No ASX share is truly 'safe' – share prices can go down and dividends can be cut. This article is going to talk about three ASX dividend shares I'm expecting bigger dividend payments from in FY23. As such, I think they're a relatively safe chance of paying out good passive income.
Businesses that have already paid investors many dividend increases may be quite likely to keep doing so if they're in the right industry.
I normally write about Washington H. Soul Pattinson and Co. Ltd (ASX: SOL) and Brickworks Limited (ASX: BKW) when it comes to consistent dividend growth. But in this article, I'm going to cover another three.
That said, I'd say the five stocks I'll mention in this article are among the 'safest' ASX All Ordinaries (ASX: XAO) shares when it comes to expected dividend growth in FY24 and the foreseeable future.
Sonic Healthcare Ltd (ASX: SHL)
Sonic Healthcare is one of the largest pathology businesses in the world, with sizeable operations in Australia, the US, the UK, and Germany. It has recently been on an acquisition spree in Germany. This is helping grow its scale in Europe, diversifying its overall earnings and boosting net profit after tax (NPAT).
The ASX dividend share has a stated progressive dividend growth policy. Its base business revenue, which excludes COVID-19 testing, continues to grow. I think this is a good tailwind for ex-COVID-testing earnings — and the dividend — to keep rising.
Organic growth and acquisitions can help the business continue to grow. According to Commsec estimates, the FY23 grossed-up dividend yield could be 4.3% in FY24. It has grown its dividends most years over the last 25 years.
APA Group (ASX: APA)
APA is a large energy infrastructure ASX dividend share. It has a growing portfolio of natural gas infrastructure, including a large national pipeline, as well as a small but growing group of renewable energy generation assets.
The business has grown its dividend every year since 2004, which is one of the longest growth streaks on the ASX. APA funds the larger shareholder payouts thanks to its growing cash flow.
A large majority of its revenue is linked to inflation, which is getting a strong boost during the current period. It delivers half of the country's natural gas and with Australia's population continuing to grow, I think energy demand is going to keep rising.
It's expecting to pay an annual dividend per share of 55 cents per security in FY23, an increase of 3.8% compared to FY22. This estimated payout translates into a forward dividend yield of 5.7%.
Propel Funeral Partners Ltd (ASX: PFP)
There's a saying that only two things in life are certain: death and taxes. We can't invest in the Australian Taxation Office (ATO), but we can invest in the funeral provider Propel Funeral Partners, the second-largest player in the industry.

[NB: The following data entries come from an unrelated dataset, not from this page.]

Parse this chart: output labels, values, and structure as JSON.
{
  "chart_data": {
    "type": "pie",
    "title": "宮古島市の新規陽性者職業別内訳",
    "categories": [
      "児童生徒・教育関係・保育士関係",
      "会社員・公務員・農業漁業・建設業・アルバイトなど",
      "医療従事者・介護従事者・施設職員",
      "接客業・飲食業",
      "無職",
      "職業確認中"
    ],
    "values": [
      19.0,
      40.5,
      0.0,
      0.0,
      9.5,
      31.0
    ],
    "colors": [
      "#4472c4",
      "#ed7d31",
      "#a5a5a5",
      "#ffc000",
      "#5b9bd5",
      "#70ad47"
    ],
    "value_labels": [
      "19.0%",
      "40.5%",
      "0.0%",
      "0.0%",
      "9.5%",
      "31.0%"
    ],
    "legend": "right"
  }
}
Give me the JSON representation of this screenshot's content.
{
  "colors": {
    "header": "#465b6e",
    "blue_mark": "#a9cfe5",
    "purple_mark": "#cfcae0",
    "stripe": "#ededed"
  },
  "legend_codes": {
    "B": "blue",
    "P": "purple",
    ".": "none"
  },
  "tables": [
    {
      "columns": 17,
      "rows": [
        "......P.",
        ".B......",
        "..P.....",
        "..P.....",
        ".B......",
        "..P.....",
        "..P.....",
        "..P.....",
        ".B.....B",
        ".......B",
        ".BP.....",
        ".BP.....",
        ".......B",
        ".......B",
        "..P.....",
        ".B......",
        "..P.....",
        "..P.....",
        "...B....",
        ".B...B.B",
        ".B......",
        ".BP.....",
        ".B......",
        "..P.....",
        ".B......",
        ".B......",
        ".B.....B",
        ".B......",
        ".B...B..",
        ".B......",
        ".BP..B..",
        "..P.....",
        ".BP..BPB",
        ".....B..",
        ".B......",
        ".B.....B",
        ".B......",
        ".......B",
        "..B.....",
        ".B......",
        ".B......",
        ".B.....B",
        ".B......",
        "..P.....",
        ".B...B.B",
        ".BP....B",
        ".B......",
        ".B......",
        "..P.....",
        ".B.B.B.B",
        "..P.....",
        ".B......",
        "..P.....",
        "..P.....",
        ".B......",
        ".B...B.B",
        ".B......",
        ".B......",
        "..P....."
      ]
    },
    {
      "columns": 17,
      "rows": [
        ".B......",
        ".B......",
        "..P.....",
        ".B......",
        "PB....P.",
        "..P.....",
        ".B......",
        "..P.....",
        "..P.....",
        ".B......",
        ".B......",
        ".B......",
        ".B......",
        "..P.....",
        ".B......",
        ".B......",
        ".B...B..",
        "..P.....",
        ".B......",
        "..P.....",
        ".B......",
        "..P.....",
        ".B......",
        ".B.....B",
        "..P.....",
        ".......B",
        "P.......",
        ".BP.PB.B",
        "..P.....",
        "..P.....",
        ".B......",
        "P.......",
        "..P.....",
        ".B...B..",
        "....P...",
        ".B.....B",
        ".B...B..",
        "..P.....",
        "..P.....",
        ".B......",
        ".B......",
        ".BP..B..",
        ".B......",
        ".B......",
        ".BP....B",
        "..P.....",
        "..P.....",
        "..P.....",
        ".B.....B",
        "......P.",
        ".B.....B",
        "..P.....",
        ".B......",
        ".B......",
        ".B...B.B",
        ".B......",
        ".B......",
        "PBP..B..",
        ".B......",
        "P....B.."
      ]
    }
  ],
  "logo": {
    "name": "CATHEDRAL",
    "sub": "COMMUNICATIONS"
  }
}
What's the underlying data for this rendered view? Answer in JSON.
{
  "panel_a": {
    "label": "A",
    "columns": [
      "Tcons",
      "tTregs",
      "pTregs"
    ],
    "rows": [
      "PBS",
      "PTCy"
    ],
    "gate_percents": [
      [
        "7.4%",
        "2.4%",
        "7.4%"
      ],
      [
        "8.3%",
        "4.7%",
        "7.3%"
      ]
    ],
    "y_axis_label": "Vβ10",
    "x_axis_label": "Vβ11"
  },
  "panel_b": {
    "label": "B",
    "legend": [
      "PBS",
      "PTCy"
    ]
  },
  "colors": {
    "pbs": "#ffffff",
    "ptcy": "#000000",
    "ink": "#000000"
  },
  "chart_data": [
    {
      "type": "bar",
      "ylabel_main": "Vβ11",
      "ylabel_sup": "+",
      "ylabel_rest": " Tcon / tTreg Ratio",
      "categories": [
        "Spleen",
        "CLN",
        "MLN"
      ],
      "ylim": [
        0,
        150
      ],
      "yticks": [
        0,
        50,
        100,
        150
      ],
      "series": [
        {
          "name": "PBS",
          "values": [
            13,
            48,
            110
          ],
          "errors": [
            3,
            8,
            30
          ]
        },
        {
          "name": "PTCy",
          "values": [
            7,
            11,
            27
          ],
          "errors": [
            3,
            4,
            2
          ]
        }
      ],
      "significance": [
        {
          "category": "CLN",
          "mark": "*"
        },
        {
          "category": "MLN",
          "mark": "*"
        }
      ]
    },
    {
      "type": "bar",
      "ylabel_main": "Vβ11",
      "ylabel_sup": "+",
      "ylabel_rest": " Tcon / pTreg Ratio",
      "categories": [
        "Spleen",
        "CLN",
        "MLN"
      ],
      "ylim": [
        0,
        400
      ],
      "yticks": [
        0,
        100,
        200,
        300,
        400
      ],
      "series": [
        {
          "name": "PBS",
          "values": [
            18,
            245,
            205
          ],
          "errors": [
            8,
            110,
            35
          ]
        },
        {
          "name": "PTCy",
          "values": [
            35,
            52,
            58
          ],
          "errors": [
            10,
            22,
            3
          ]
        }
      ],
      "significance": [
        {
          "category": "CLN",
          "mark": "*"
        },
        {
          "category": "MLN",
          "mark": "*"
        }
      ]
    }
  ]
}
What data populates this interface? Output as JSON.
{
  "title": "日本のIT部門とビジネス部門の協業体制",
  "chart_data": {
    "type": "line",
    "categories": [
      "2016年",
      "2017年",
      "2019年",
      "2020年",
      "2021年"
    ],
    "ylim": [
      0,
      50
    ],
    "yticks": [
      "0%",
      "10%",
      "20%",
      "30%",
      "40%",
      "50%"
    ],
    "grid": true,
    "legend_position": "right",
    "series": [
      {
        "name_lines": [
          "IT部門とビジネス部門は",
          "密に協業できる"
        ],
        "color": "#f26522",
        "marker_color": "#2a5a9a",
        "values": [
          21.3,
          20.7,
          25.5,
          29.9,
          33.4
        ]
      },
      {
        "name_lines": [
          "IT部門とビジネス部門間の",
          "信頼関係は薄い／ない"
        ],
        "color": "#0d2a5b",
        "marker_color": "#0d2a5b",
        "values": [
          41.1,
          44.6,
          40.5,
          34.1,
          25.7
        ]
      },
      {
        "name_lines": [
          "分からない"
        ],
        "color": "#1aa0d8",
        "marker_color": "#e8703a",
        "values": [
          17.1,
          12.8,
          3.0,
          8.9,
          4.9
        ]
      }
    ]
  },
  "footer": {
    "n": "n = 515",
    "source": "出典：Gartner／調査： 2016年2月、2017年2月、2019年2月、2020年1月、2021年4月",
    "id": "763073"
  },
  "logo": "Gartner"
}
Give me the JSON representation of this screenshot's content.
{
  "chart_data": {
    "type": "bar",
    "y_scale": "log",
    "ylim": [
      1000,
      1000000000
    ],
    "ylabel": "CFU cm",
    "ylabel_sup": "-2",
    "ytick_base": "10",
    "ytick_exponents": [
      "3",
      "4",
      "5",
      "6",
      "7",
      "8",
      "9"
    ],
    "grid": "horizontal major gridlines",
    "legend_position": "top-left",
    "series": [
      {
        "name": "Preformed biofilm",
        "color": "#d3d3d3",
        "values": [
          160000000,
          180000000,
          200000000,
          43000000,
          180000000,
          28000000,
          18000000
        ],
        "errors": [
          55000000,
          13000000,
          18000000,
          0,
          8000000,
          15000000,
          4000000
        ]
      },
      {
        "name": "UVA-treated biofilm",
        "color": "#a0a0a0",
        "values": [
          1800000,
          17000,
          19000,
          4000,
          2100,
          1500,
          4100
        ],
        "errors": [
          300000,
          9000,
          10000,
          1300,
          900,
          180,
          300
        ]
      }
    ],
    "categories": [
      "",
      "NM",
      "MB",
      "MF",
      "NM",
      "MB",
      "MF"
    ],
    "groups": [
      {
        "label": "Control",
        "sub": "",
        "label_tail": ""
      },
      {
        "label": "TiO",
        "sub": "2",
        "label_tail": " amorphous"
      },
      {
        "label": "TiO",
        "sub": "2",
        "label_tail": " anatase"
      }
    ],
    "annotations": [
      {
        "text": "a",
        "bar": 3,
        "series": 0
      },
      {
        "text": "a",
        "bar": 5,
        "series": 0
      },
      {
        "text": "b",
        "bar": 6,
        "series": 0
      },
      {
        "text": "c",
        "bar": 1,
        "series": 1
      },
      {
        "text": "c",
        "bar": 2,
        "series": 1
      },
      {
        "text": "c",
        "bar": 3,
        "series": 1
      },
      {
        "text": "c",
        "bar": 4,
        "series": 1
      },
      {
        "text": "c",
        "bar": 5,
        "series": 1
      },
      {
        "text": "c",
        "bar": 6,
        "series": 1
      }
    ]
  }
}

After COVID-19 disruptions, the company is seeing a return to normal volumes, as well as getting an inflation boost to the average price per funeral. In the FY23 half-year result, average revenue per funeral grew 7.5% to $6,346 and the number of funerals performed rose by 14%.
The ASX dividend share's HY23 total revenue rose by 23%, while operating net profit after tax (NPAT) went up by 34.9%. The interim dividend was increased by 18% to 7.1 cents per share.
Commsec numbers suggest that Propel's FY24 annual dividend per share could rise to 14.5 cents, which would be a grossed-up dividend yield of around 5%.